You want to learn something? Feral Cat is here to teach you. Yes, the revolution has sent a wayward cat into a Glen Burnie, Maryland grade school causing evacuation of the school due to fear of wild (formerly domestic) animals. This is a valuable lesson for humans--the cats they know you and your ways and will find their way into the institution, the system, the home. You think you've domesticated them but there is a wildness abiding and awaiting.

Wednesday, October 28, 2009

Wild dogs commute for food.

Scientists believe the phenomenon began after the Soviet Union collapsed in the 1990s, and Russia's new capitalists moved industrial complexes from the city centre to the suburbs.

Following the post-Soviet ice skating bear who mauled his trainer, there is this. It seems the revolution is catching on among the animals.

Sunday, June 14, 2009

The Attachment (are you being served?, part 2)

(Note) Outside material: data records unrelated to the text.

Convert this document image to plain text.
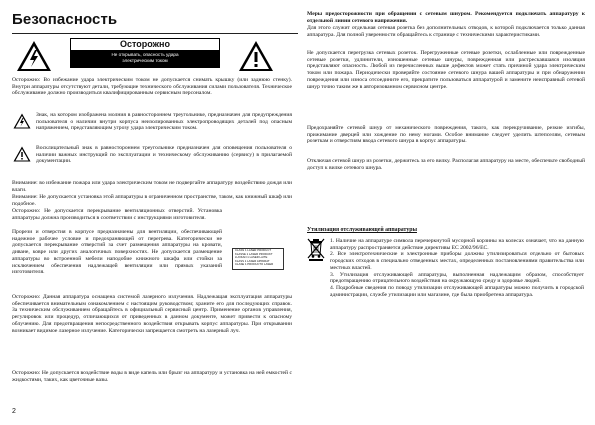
Безопасность
Осторожно
Не открывать, опасность удара
электрическим током
Осторожно: Во избежание удара электрическим током не допускается снимать крышку (или заднюю стенку). Внутри аппаратуры отсутствуют детали, требующие технического обслуживания силами пользователя. Техническое обслуживание должно производиться квалифицированным сервисным персоналом.
Знак, на котором изображена молния в равностороннем треугольнике, предназначен для предупреждения пользователя о наличии внутри корпуса неизолированных электропроводящих деталей под опасным напряжением, представляющим угрозу удара электрическим током.
Восклицательный знак в равностороннем треугольнике предназначен для оповещения пользователя о наличии важных инструкций по эксплуатации и техническому обслуживанию (сервису) в прилагаемой документации.
Внимание: во избежание пожара или удара электрическим током не подвергайте аппаратуру воздействию дождя или влаги.
Внимание: Не допускается установка этой аппаратуры в ограниченном пространстве, таком, как книжный шкаф или подобное.
Осторожно: Не допускается перекрывание вентиляционных отверстий. Установка аппаратуры должна производиться в соответствии с инструкциями изготовителя.
Прорези и отверстия в корпусе предназначены для вентиляции, обеспечивающей надежное рабочее условие и предохраняющей от перегрева. Категорически не допускается перекрывание отверстий за счет размещения аппаратуры на кровати, диване, ковре или других аналогичных поверхностях. Не допускается размещение аппаратуры во встроенной мебели наподобие книжного шкафа или стойки за исключением обеспечения надлежащей вентиляции или прямых указаний изготовителя.
CLASS 1 LASER PRODUCT
KLASSE 1 LASER PRODUKT
LUOKAN 1 LASER LAITE
KLASS 1 LASER APPARAT
CLASE 1 PRODUCTO LASER
Осторожно: Данная аппаратура оснащена системой лазерного излучения. Надлежащая эксплуатация аппаратуры обеспечивается внимательным ознакомлением с настоящим руководством; храните его для последующих справок. За техническим обслуживанием обращайтесь в официальный сервисный центр. Применение органов управления, регулировок или процедур, отличающихся от приведенных в данном документе, может привести к опасному облучению. Для предотвращения непосредственного воздействия открывать корпус аппаратуры. При открывании возникает видимое лазерное излучение. Категорически запрещается смотреть на лазерный луч.
Осторожно: Не допускается воздействие воды в виде капель или брызг на аппаратуру и установка на ней емкостей с жидкостями, таких, как цветочные вазы.
Меры предосторожности при обращении с сетевым шнуром. Рекомендуется подключать аппаратуру к отдельной линии сетевого напряжения.
Для этого служит отдельная сетевая розетка без дополнительных отводов, к которой подключается только данная аппаратура. Для полной уверенности обращайтесь к странице с техническими характеристиками.
Не допускается перегрузка сетевых розеток. Перегруженные сетевые розетки, ослабленные или поврежденные сетевые розетки, удлинители, изношенные сетевые шнуры, поврежденная или растрескавшаяся изоляция представляют опасность. Любой из перечисленных выше дефектов может стать причиной удара электрическим током или пожара. Периодически проверяйте состояние сетевого шнура вашей аппаратуры и при обнаружении повреждения или износа отсоедините его, прекратите пользоваться аппаратурой и замените неисправный сетевой шнур точно таким же в авторизованном сервисном центре.
Предохраняйте сетевой шнур от механического повреждения, такого, как перекручивание, резкие изгибы, прижимание дверцей или хождение по нему ногами. Особое внимание следует уделить штепселям, сетевым розеткам и отверстиям ввода сетевого шнура в корпус аппаратуры.
Отключая сетевой шнур из розетки, держитесь за его вилку. Располагая аппаратуру на месте, обеспечьте свободный доступ к вилке сетевого шнура.
Утилизация отслуживающей аппаратуры
1. Наличие на аппаратуре символа перечеркнутой мусорной корзины на колесах означает, что на данную аппаратуру распространяется действие директивы ЕС 2002/96/ЕС.
2. Все электротехнические и электронные приборы должны утилизироваться отдельно от бытовых городских отходов в специально отведенных местах, определенных постановлениями правительства или местных властей.
3. Утилизация отслуживающей аппаратуры, выполненная надлежащим образом, способствует предотвращению отрицательного воздействия на окружающую среду и здоровье людей.
4. Подробные сведения по поводу утилизации отслуживающей аппаратуры можно получить в городской администрации, службе утилизации или магазине, где была приобретена аппаратура.
2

With the painting The Attachment (1829), Sir Edwin Landseer joined William Wordsworth and Sir Walter Scott in memorializing a dog who stayed by the side of his master when he died from a fall off of a cliff in the Lake District. As William Hunt (or was it Charles Lamb?) commented, what do they think the dog eat for the weeks he was alone at his "master's" side? Yes, the master!

Sunday, April 19, 2009

Revenge of the Easter Bunnies... a rabbit swarm

Bioinvasion of released pets. The once companion animals now stake their claim on the terrain: "Green iguanas released decades ago now splash in the pools of Palm Beach. Peacocks roam free in parts of Miami, Burmese pythons are spreading through the entire state — and here, on this two-mile shoelace of beachfront land, the bunny problem keeps multiplying.

Dozens of rabbits, the spawn of Easter gifts from as far back as 2002, now run wild in a field of two-story condominiums. "

Thursday, April 16, 2009

Interface


I find compelling this picture of Bo Obama sniffing a microphone. Yes, there is a leash but what strikes me is his interface with his celebrity status (made evident by the media as if he were on stage). What does Bo do with all the mics around? He leans in, sniffs. Dogs see the world differently. Here is a big moment for potential animal revolutionary media attention. Bo could announce an animal revolution and broadcast using the media outlets. Instead, he sees the mics and sniffs. What is important to us is for dogs something to sniff, eat, or pee on. The revolution will not be televised.

Saturday, April 11, 2009

The Enemy Within--Hedgehogs




The Colbert Report recently released the news: Hedgehogs are the new terrorist threat. They carry a number of incurable diseases that can be passed on to humans. We have seen animals pass on diseases to humans before, plagues and infestations. The hedgehog burrows its animality within the heart of our domesticity. Beware.

Thursday, April 2, 2009

WE3: animal+techne, posthumanism in action



"A dog, cat, and rabbit have been adapted by military scientists into automated fighters, resembling cyborg robots with animal heads. When the project is about to be shut down, the three escape. Here, they’re not seeking a home so much as continued survival, even in their tortured state. Their quest for freedom and the way they no longer fit anywhere — they’re not animals, not soldiers, and distinctly not human — is immensely sympathetic. The result is a condemnation of a military/industrial system that warps living things and then discards them without thought of the potentially devastating results."

Review at Comics Worth Reading. The DC Comics website for the graphic novel. Anntennea art journal issue 9 has an interview with Grant Morrison (the comic's writer) who worked with Frank Quitely (illustrator) on this project.

Friday, March 27, 2009

Pets trip up humans when they are not looking



More than 86,000 Americans wind up in the emergency room every year because of falls related to cats or dogs. That’s about 1% of all fall-related ER visits. This according to the CDC's Mortality and Morbidity Weekly Report. The Washington Post and the Wall Street Journal cover the report.